On recherche des agents de santé plus qualifiés et plus nombreux

Novembre 2013

Un programme novateur élaboré avec l’OMS permet de former une nouvelle génération de responsables ayant à cœur de développer le personnel de santé en Afrique.

En Éthiopie, Shewangezhew Moges travailleur de santé communautaire rend visite à une famille
GAVI/Jiro Ose

Son diplôme de médecine en poche, le Dr Amir Aman Hagos avait prévu qu’il s’emploierait à réduire l’incidence des maladies transmissibles évitables. Pendant les deux premières années ayant suivi la fin de sa formation à l’Université d’Addis-Abeba en 2009, c’est exactement ce qu’il a fait en tant que directeur médical de l’Hôpital de Limu Genet dans la région éthiopienne d’Oromia.

Mais au bout de ces deux ans, un changement de cap dans sa vie l’a conduit à repenser complètement son idéal et ses plans. En 2011, Amir s’est inscrit à une maîtrise de santé publique, récemment créée en ligne, centrée sur le développement du personnel de santé.

Responsables et gestionnaires de la santé

«L’expérience m’a conduit à tout repenser», dit-il. Par le biais de ses études et des travaux de recherche qu’il a réalisés dans le cadre d’une thèse sur le moyen de retenir les agents de santé communautaires, Amir s’est rendu compte qu’il avait la possibilité d’agir beaucoup plus pour la santé des Éthiopiens qu’il ne le faisait alors en tant que directeur d’hôpital.

Il a demandé son transfert au Département des Ressources humaines du ministère de la Santé et, en peu de temps, est rapidement passé du poste de directeur par intérim à celui de Ministre d’État. Dans l’exercice de sa charge, il transforme l’approche adoptée par le ministère pour augmenter dans le pays le nombre d’agents de santé et développer leurs compétences.

«Par le biais de ce programme, nous espérons (…) [trouver une solution à] la grave pénurie de médecins, d’infirmiers et d’autres agents de santé en Afrique.»

Dr Erica Wheeler, administrateur technique de l’OMS.

Le programme de la maîtrise de santé publique qu’a obtenue le Dr Amir a été élaboré avec l’OMS et se déroule avec l’appui de la Fondation Bill & Melinda Gates. «Par le biais de ce programme, nous espérons former des responsables qui dirigeront la production et la gestion d’effectifs plus nombreux d’agents de santé mieux formés, et apporteront ainsi une réponse à la grave pénurie de médecins, d’infirmiers et d’autres agents de santé en Afrique», explique le Dr Erica Wheeler, responsable technique de l’OMS dont le travail porte sur le personnel de santé.

Pénurie d’agents de santé

Cette pénurie est le thème central d’un nouveau rapport «Une vérité universelle: pas de santé sans ressources humaines», lancé en novembre 2013, à Recife au Brésil. Établi à la demande de l’OMS et de l’Alliance mondiale pour les personnels de santé, ce rapport dresse le constat que 31 pays africains n’ont toujours pas un nombre suffisant d’agents de santé, soit un minimum de 22,8 agents de santé pour 10 000 habitants.

Dans ces pays, au moins une femme sur cinq accouche encore sans l’aide d’un agent de santé qualifié. Sept pays d’Asie du Sud-Est doivent également faire face à une grave pénurie d’agents de santé.
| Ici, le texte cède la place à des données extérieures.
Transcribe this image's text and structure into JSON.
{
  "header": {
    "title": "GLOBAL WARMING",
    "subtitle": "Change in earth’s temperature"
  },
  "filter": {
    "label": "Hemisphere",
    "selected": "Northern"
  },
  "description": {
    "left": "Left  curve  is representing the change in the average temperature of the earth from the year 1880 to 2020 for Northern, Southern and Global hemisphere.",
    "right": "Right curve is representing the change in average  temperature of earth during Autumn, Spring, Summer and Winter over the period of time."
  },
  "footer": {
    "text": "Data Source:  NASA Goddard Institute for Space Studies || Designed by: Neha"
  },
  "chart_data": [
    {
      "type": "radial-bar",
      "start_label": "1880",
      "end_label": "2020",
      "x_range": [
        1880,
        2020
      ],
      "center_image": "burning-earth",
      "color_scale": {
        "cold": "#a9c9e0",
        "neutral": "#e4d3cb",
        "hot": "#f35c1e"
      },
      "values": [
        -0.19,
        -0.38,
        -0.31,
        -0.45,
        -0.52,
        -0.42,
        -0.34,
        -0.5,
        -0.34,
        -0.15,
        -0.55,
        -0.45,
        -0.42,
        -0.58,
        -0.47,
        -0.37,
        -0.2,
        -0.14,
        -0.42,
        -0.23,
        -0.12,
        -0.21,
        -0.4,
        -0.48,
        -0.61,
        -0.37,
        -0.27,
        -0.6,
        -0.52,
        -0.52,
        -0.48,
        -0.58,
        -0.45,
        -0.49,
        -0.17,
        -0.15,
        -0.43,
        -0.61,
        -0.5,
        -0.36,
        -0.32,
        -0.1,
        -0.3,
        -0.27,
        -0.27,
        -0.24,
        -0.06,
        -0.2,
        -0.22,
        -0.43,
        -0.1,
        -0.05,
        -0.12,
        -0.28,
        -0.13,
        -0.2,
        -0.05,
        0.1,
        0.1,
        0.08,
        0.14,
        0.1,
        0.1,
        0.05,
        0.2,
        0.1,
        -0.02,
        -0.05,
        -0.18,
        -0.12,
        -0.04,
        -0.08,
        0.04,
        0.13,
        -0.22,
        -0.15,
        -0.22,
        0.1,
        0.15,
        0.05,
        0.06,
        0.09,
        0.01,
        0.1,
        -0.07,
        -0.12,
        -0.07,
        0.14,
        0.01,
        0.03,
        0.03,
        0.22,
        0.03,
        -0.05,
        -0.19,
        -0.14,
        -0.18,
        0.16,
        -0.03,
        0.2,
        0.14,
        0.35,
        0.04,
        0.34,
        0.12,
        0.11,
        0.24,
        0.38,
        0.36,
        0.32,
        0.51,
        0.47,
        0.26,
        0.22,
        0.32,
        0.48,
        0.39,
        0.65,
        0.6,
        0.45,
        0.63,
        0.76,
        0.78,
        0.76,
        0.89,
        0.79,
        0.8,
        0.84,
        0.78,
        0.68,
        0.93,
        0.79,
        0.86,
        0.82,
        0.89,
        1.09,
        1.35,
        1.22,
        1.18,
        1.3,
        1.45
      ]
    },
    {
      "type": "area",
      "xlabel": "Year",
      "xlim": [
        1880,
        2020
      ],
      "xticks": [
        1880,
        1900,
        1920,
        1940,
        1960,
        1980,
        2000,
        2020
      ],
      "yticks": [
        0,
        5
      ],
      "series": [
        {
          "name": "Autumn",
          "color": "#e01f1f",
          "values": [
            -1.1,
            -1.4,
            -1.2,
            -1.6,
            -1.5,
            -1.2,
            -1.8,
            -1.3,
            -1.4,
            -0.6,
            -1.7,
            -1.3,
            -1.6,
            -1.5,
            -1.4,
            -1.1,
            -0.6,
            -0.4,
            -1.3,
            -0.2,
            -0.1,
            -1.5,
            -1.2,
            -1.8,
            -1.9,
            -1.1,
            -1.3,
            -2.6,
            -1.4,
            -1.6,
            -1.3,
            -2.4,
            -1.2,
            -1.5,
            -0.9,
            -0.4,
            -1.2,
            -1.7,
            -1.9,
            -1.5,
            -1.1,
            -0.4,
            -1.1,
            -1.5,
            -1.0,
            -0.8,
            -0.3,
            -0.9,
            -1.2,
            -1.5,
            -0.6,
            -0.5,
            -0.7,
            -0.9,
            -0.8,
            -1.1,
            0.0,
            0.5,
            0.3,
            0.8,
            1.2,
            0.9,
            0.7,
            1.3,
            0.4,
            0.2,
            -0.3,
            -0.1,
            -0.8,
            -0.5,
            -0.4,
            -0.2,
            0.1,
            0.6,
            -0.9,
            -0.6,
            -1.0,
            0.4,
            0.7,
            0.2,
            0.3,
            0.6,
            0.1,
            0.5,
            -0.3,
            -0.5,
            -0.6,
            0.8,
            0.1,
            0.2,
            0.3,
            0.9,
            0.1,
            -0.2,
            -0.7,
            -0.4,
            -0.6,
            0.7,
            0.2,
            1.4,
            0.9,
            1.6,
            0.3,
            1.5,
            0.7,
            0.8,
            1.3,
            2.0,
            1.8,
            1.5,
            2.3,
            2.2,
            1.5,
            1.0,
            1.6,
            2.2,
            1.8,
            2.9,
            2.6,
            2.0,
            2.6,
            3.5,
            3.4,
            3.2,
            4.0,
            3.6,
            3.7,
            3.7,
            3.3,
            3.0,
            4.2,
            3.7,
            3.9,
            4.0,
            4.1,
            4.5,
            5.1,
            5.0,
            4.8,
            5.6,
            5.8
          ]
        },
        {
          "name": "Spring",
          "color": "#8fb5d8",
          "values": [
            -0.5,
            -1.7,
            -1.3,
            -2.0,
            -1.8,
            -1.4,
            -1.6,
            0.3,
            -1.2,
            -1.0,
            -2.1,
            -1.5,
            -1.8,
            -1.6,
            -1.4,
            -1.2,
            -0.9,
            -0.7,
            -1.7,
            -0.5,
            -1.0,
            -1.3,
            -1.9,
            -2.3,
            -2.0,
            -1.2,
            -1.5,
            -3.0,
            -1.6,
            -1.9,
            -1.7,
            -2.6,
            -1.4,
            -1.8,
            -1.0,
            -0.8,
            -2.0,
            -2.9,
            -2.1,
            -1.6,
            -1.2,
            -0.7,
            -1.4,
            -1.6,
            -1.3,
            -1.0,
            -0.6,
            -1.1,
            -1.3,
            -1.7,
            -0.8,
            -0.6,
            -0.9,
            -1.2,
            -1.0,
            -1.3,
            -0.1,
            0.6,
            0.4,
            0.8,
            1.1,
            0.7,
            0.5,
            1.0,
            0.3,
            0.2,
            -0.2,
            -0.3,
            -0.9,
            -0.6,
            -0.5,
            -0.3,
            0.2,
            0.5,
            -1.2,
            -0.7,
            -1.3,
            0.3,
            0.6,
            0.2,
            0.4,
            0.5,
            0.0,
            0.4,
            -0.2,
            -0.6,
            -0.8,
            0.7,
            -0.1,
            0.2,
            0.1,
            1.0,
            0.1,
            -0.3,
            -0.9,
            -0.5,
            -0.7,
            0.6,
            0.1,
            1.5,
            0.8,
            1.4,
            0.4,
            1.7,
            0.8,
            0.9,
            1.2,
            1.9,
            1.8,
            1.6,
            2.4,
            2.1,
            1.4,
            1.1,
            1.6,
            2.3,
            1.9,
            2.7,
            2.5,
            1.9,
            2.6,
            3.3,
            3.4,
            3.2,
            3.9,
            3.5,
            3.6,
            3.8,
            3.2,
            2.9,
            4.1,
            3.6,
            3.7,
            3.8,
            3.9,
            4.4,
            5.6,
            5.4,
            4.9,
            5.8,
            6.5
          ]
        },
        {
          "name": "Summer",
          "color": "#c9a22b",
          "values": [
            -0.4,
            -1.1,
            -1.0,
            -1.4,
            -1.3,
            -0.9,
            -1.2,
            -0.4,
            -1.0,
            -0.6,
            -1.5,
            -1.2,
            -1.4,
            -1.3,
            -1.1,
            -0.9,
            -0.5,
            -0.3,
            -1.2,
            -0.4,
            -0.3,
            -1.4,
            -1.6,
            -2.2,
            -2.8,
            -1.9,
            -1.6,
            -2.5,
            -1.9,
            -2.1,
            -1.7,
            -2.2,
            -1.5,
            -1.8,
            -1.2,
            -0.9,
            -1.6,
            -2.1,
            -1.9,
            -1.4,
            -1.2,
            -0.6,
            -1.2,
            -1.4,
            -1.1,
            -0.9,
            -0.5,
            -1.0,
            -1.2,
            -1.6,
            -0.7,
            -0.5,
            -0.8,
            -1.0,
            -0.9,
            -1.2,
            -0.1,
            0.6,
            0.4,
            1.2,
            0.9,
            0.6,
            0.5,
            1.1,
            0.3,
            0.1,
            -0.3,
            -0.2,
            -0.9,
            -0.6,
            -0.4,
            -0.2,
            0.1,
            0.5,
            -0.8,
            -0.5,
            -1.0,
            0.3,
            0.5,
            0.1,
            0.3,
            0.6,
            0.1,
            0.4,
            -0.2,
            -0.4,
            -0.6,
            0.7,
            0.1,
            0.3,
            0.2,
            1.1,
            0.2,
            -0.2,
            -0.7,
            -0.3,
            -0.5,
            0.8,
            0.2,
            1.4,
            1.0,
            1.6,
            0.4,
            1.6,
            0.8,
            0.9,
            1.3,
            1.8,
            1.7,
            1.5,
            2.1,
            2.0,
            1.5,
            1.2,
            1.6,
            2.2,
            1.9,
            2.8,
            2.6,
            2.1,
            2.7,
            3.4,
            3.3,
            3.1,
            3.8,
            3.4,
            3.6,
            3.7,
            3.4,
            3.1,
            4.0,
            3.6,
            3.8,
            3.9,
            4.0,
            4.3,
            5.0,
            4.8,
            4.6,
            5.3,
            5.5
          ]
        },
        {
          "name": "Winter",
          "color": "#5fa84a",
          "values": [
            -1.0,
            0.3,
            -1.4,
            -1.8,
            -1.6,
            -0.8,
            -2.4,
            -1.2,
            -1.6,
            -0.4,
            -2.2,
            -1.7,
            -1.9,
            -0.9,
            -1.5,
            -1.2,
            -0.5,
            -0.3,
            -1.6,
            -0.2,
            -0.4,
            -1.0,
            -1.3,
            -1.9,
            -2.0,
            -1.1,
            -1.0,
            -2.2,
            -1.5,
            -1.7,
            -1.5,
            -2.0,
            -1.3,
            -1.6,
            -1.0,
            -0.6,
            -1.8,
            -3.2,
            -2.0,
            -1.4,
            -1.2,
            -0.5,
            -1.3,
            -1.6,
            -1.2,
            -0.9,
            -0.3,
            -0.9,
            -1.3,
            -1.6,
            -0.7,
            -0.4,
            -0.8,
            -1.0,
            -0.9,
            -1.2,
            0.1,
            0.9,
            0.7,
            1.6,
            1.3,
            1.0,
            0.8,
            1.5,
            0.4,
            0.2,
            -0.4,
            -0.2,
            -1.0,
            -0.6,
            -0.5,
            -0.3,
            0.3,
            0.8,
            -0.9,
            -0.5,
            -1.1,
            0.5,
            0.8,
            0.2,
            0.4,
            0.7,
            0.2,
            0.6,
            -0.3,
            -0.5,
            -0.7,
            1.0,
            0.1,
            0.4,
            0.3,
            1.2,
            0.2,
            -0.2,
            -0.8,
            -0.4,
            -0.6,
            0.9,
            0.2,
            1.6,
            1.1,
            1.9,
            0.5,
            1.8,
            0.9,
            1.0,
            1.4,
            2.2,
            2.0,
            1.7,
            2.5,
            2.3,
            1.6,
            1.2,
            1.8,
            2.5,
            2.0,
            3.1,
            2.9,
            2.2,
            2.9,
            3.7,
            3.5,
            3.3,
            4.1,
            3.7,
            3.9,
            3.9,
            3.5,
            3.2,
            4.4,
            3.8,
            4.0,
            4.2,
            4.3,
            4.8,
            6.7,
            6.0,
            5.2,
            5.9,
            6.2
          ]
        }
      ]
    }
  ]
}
Depuis la publication par l’OMS du «Rapport sur la santé dans le monde, 2006. Travailler ensemble pour la santé», dans lequel l’Organisation tirait la sonnette d’alarme en évoquant les pénuries d’alors et celles qui étaient à prévoir, nombreux sont les pays qui ont pris des mesures pour renforcer leur personnel de santé. Cependant, même si les effectifs de médecins, d’infirmiers et de sages-femmes, ainsi que leur concentration, ont globalement augmenté depuis 2006, il est estimé dans le nouveau rapport que le monde sera confronté à une pénurie de 12,9 millions d’agents de santé qualifiés d’ici 2035.

Pour faire face à cette pénurie, il importe surtout de former de nouveaux dirigeants et de produire de nouvelles données issues de la recherche. C’est ce que permet de faire le programme de la maîtrise spécialisée en santé publique.

Géré par un partenariat entre l’Université du Cap-Occidental (Afrique du Sud), l’Université nationale du Rwanda, l’Université Eduardo Mondlane (Mozambique) et l’Université d’Addis-Abeba (Éthiopie), il représente également un exemple utile que d’autres universités peuvent suivre.